Kuzey Güney - Tuttum Bu Diziyi


7 Eylül günü ekranlarımızı şenlendiren Kuzey Güney'i pek bir sevdim efenim.. Nedenine gelecek olursam, her şeyi bir kenara bırakır ve sizlere Kıvanç Tatlıtuğ derim.. Hayır Kıvanç Tatlıtuğ hayranı değilim (tamam six pack'leri görünce bende de bir hareketlenme oluyor o bir gerçek),  onu her gördüğümde "kıvaaağğğğğnnnççç yeriiiiiiimmmm" nidalarıyla evi de inletmiyorum.. Hayır nefret de etmiyorum.. Kısacası kendisine karşı hiçbir duygu beslemiyorum.. Bu yüzden ben bu adamı izlerken hep objektif yaklaşabilmişimdir şimdiye kadar.. Ta Menekşe ile Halil'den beri beğenirim oyunculuğunu.. Mesela o dizide -ilk bölümüydü sanırım- Menekşe'nin evlendiğini görünce tuvalete kapanıp sinir krizi geçirdiği bir sahne vardı.. İşte orada bir "vaaayyy" demiştim kendisi için.. Oradaki karakteri çok naif biriydi, tatlı, sempatik, aşık falan.. Derken Aşk-ı Memnu'da tam bir zengin züppe olarak çıktı karşımıza.. Hatta tam bir "Behlül".. Amcasının karısına göz diken namıssız.. Herkesi inandırdı bu haline derken Ezel'de Sekiz olarak gösterdi kendini bu kez.. Aşk-ı Memnu sırasında yaptığı göbeğe yenilerini eklemiş, iyice hayvan gibi olmuştu..


Sekiz rolünde en beğendiğim performansı, bir sokak arasında Ezel'le karşı karşıya kaldığı sahnedir.. Orada Ezel'e doğru koşar koşar ve uçarak tokadı patlatır.. Tam bir saykoydu orada kendileri ve hakkını da vermişti doğrusu.. Ama Kuzey Güney, Kıvanç Tatlıtuğ'un şimdiye kadar ki en iyi performansı bana göre.. Dizi bitene kadar ağzım açık izledim resmen.. Deli gibi çalıştın mı naptın bilmiyorum ama helal olsun valla.. Bundan sonra kimse bu adam için manken falan demesin arkadaş.. Hayır yani büyük hakaret..

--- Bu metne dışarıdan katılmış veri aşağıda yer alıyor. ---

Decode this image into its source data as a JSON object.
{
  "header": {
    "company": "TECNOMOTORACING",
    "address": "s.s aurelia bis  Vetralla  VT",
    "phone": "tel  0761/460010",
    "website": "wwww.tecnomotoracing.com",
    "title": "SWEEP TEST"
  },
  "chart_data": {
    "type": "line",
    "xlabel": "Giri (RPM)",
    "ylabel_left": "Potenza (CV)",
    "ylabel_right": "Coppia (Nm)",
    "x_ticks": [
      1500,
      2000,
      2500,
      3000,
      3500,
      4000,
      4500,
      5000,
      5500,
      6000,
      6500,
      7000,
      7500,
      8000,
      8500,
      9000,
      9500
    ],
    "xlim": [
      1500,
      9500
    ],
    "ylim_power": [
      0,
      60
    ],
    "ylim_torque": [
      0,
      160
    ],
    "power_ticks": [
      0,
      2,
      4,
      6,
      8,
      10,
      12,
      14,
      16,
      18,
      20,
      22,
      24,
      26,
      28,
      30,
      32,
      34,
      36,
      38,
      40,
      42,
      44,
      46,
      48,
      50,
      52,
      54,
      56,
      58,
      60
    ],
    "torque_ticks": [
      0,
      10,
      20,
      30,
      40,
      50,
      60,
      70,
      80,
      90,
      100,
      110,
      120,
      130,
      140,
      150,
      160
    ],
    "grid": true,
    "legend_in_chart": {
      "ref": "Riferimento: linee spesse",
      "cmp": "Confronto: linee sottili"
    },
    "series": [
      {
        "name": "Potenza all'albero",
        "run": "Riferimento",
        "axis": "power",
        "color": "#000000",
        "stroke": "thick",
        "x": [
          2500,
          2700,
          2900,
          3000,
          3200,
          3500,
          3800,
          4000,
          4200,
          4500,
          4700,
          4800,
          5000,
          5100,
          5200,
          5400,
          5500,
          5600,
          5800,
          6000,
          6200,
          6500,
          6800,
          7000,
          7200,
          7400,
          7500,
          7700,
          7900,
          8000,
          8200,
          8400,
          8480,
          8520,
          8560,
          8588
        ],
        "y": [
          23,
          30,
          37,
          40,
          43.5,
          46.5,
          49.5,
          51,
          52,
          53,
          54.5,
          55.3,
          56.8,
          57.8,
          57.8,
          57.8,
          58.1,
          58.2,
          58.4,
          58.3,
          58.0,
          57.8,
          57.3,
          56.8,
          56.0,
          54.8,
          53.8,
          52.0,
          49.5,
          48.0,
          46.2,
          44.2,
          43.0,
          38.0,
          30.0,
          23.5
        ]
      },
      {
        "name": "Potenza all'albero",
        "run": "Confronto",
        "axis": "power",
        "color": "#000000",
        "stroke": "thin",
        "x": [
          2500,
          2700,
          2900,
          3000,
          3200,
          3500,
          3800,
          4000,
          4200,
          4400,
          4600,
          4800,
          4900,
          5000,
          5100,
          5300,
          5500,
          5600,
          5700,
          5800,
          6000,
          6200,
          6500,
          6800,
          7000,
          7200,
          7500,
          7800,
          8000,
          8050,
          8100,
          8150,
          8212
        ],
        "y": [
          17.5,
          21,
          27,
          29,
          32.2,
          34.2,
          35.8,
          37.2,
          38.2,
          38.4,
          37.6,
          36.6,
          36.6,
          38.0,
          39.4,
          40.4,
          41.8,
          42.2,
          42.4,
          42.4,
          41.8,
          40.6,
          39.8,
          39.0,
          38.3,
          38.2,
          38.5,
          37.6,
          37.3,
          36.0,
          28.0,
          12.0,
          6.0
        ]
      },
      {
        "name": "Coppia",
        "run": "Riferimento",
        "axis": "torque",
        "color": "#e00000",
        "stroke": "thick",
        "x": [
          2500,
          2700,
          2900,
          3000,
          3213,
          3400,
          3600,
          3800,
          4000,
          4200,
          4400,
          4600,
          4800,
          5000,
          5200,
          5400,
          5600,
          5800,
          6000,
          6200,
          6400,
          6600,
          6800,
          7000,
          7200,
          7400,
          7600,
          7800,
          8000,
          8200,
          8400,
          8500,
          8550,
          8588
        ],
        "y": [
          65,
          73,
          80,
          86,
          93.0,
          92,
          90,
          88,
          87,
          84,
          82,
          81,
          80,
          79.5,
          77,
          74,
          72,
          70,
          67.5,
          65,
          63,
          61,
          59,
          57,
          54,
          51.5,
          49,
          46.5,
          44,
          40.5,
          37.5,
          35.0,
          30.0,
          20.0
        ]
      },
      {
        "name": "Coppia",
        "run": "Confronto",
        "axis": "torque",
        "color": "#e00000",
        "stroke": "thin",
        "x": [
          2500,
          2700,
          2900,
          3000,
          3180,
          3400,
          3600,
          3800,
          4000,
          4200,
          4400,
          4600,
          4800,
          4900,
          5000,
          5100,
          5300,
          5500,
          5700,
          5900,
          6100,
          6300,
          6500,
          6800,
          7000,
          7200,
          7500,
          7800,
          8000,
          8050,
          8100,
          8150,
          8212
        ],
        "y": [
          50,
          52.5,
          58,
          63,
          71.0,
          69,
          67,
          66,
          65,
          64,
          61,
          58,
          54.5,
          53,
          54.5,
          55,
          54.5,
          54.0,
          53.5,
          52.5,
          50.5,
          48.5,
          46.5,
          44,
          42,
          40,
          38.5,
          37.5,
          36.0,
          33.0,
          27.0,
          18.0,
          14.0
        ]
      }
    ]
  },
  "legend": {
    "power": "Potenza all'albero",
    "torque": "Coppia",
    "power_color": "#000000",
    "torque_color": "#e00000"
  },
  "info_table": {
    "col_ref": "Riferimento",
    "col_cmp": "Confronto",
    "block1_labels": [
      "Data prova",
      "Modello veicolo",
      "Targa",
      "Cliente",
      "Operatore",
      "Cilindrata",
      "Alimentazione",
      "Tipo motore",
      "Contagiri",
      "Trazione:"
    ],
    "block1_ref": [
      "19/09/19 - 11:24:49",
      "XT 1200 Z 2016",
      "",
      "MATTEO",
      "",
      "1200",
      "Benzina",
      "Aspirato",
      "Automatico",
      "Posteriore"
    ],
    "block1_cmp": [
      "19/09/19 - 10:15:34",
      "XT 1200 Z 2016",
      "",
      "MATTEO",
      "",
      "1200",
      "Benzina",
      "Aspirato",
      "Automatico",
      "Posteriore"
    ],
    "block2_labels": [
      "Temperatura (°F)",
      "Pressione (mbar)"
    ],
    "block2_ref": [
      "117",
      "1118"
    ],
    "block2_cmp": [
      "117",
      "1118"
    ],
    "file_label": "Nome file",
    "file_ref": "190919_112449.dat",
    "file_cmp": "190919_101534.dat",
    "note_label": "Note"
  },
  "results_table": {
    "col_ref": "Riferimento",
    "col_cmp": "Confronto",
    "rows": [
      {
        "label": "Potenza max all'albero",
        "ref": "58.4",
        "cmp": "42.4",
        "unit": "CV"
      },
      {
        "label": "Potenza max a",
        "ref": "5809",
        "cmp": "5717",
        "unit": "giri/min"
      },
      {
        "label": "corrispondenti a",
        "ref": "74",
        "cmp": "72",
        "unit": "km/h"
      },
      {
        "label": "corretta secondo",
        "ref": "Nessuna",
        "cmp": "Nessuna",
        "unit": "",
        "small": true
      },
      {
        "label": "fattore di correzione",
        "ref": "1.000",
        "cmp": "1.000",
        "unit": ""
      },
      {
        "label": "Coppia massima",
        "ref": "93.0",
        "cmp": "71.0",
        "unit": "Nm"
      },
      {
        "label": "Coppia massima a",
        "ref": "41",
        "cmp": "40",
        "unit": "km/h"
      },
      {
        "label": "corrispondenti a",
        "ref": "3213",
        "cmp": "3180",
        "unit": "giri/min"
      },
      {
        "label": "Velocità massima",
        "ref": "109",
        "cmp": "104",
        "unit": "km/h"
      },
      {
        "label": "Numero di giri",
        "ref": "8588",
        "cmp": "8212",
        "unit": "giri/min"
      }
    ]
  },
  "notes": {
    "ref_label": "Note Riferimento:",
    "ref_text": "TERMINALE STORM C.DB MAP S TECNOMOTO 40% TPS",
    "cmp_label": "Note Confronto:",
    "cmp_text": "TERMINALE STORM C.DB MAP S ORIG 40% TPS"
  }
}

Neyse ben  bu dizinin sadece tek bir fragmanını izlemiştim.. O da şu "sen gitmeyeydin beyle beyle olmayacağdı, işte öyle olunca da şey oldu" tarzında bir fragmandı.. Ve açıkçası benim pek umudum yoktu.. Bugün(7 Eylül) kanalları dolaşırken bir de baktım dizi başlamış.. Eh izleyeyim bari dedim.. Anacım ben öylesine izleyeyim demiştim ama daha ilk dakikasından kendine bağladı beni.. Bir kere çekimler çok kaliteliydi.. Sinema filmi izler gibi hissettim kendimi dizi bitene kadar.. Jenerik de çok güzeldi.. Müziklere lafım yok zaten yine Toygar Işıklı imzası ki her şey bir yana Ezel için yaptığı müzikler ortada.. Oyuncular çok iyi seçilmiş, cuk oturmuşlar diyebilirim.. Ama başroldeki kızdan emin değilim bak.. Konservatuarlı, başarılı biriymiş fakat ilk kez izlediğim için henüz karar veremedim kendisi hakkında.. İleriki bölümlerde kararım netleşir sanırsam.. Ve flashback'ler.. Geçmişe dönüşler çok iyiydi.. Ama şimdi yani sayın senaristler siz koymuşsunuz oraya 32 gibi görünen Buğra'yla 30 gibi görünen Kıvanç'ı.. Tutup bize "ahan da Güney 18, Kuzey ise 16 yaşında burada" demeye çalışmışsınız ama yedik mi hayır.. Ya bariz belli ergen değiller bildiğin "adam"lar "adam".. Hele bir de Buğra Gülsoy'u Kıvanç'ın abisi olarak yutturmak nedir ya? Bir kere ikisi yanyana geldi mi zaten Buğra Kıvanç'ın yanında (üff soyadlarını yazmak zor geldi) güdük gibi kalıyor.. Onu da geçtim, tiplere direk genetik hata gözüyle bakıyorsun.. Anaya babaya bak bir de bunlara bak.. Farklı camilerden farklı zamanlarda alınmış gibi duruyorlar.. Hayır Buğra Gülsoy hadi bir nebze esmerlikten falan kurtarıyor da Kıvanç Tatlıtuğ'un hiç şansı yok.. Neyse bunun gibi saçmalıkları ve yer yer klişeleşmesi dışında şimdilik gözüme bir şey batmadı..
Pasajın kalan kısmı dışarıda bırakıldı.